Ninja Weenies - Tor/Forge Blog

Me First

Beware the Ninja Weenies by David Lubar

Written by David Lubar

As one of the few writers fortunate enough to have published a large body of short stories for young readers, I suspect many kids might have their first encounter with short genre fiction by way of my books. This presents me with both opportunities and responsibilities. If I wrote a story about a village that drew lots to see who would be on the receiving end of cast stones, my young readers would think the idea was fresh and new. When they got to high school and read “The Lottery,” they’d spew cries of outrage about how this Shirley Jackson lady had gotten her idea from the Weenie Guy. We all, of course, know better. And I know better than to consciously pilfer from the sacred canon.

But every genre contains a communal well. Most basic ideas can take thousands of paths from conception to execution. I’ve had the pleasure of introducing young readers to time-travel, the embodiment of a figurative being, the inadvertently resurrected dead (though not by means of a monkey’s paw), and endless and diverse variations of “be careful what you wish for.”

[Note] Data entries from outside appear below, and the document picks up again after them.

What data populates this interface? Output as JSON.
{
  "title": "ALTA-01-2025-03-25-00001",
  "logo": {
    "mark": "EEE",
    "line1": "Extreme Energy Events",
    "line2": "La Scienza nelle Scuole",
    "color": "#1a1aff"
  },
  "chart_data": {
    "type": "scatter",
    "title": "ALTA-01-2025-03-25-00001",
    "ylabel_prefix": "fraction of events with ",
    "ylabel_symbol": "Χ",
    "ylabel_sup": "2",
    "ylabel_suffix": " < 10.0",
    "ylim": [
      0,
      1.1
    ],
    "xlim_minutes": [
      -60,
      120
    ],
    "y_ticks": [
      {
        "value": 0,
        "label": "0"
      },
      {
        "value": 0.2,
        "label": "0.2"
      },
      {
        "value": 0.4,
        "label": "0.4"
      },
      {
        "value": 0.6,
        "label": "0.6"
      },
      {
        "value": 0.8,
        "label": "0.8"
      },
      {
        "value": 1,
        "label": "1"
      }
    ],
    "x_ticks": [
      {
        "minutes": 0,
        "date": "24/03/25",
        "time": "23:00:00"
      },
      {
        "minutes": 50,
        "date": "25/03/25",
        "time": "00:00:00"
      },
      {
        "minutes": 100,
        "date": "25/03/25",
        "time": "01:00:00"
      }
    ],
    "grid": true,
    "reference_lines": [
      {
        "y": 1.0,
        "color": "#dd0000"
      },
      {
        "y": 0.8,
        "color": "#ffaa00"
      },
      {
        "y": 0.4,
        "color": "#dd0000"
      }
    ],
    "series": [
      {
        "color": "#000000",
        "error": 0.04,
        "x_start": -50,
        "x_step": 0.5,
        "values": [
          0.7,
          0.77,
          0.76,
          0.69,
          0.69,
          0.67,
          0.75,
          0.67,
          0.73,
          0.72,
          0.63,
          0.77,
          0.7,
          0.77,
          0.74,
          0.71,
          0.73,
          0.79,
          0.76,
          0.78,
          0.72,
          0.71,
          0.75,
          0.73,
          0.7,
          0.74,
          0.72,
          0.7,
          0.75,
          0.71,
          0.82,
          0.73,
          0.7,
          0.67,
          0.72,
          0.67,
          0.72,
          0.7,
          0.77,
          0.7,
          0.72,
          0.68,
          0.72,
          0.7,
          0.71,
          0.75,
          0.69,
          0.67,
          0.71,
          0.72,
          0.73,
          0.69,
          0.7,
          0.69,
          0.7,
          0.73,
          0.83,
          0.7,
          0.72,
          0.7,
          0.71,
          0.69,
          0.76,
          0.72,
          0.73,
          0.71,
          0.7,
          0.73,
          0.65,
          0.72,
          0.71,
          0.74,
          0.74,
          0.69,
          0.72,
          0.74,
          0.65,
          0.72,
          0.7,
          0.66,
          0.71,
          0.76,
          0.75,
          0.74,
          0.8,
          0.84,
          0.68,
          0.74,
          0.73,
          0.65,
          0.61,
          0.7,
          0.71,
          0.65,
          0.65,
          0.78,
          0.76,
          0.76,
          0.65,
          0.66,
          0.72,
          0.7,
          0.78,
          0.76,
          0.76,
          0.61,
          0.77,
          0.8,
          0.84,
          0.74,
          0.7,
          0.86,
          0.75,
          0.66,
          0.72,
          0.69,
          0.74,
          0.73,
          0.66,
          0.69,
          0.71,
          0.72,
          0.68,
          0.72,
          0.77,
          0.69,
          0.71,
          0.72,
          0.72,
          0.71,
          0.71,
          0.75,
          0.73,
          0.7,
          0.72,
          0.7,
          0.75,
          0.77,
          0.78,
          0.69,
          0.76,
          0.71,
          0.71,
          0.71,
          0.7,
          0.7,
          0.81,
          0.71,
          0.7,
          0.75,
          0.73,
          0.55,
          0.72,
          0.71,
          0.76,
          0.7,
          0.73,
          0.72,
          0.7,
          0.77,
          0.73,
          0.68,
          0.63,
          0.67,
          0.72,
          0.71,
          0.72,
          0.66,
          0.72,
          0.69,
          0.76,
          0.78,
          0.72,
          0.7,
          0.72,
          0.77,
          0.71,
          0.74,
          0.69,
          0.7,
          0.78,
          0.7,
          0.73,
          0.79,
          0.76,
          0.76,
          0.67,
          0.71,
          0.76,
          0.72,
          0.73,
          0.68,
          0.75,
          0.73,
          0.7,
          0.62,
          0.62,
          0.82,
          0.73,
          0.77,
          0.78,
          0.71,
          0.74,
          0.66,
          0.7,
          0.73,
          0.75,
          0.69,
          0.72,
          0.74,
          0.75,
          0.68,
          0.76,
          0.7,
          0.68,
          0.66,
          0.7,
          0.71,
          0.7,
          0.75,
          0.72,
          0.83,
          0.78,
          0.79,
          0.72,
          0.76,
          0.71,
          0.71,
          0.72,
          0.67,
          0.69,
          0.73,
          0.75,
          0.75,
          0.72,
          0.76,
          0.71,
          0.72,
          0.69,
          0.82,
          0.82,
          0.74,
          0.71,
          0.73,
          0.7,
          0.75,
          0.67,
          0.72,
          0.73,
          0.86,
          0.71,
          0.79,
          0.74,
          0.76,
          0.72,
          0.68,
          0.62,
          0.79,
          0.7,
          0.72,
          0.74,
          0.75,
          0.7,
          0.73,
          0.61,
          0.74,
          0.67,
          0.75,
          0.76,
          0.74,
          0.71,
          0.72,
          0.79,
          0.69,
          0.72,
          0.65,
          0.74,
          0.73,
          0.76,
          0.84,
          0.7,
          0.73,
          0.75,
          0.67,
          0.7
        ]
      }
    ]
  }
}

The reader who meets The Spirit of Christmas Presents in my short story, “Christmas Carol,” will not have had the magic and enjoyment spoiled when he later encounters Piers Anthony’s Incarnations of Immortality. He will be prepared, and will happily suspend disbelief again. The frightening sideshow performer in “Thresholds of Pain” helps pave the way for the reader as she moves toward the stories of one of my own idols, Ray Bradbury. (Please note that I do not put myself in the same class as these writers. I just share a paintbox and an outlook.) My dark stories will create a hunger that my readers will later sate with Richard Matheson, Brian Lumley, and other masters. My comic pieces will, I hope, enhance my fans’ eventual enjoyment of Douglas Adams and John Scalzi.

My responsibilities are two-fold. First, I must respect the genre and its rules. There are things no writer of adult speculative fiction could get away with. Stories for young readers must be held to the same standards. My characters will never be renamed and reequipped cowboys riding barely disguised horses. My lone pair of postapocalyptic survivors will never reveal, at the end, that they are named Adam and Eve. One citizen of a future civilization will never casually explain to another how the hovercraft in which they are riding works. I know better and my readers deserve better. (And were I to stray, I have the advantage of an editor, and indeed an entire publishing house, that knows the rules of the genre even better than I do.)

My other responsibility is to never spoil a classic surprise that another writer has produced. If I find myself heading toward an ending that is too close to a beloved plot twist, I need to find another route. True, my young readers will see my version as original. But that doesn’t make it right. (On the other hand, when a young man asked me whether I was inspired to write about vampires because of Twilight, I had the pleasure of telling him I’d published my first vampire story, “Count = Count – 1,” way back in 1979.)

Because of my reluctance to tread too close to the classics, I almost withheld a story from my new collection. After I wrote “Alien Biology,” which was inspired by realizing the meaning of the term is relative (and contemplating how people traveling to another country often view the residents as foreigners), it struck me that the story was a close cousin of the iconic “To Serve Man.” After a lot of thought, I decided it wasn’t so close as to ruin the amazement of anyone’s first encounter with Damon Knight’s great story, as brought to us by Rod Serling (or as parodied by a Halloween episode of The Simpsons).

Having said all of this, I’d like to end with a bit of a boast. I think many of my stories tread new ground. I’m unaware of any classic tale that explains the production of gorgonzola cheese by means of Gorgons, surrounds two young anglers with vampire catfish, crushes ant-frying brats with the flash-frozen contents of a jumbo jet’s lavatory, or reveals that chipmunks are the smartest lifeform on our planet. At least, I hope I got there first.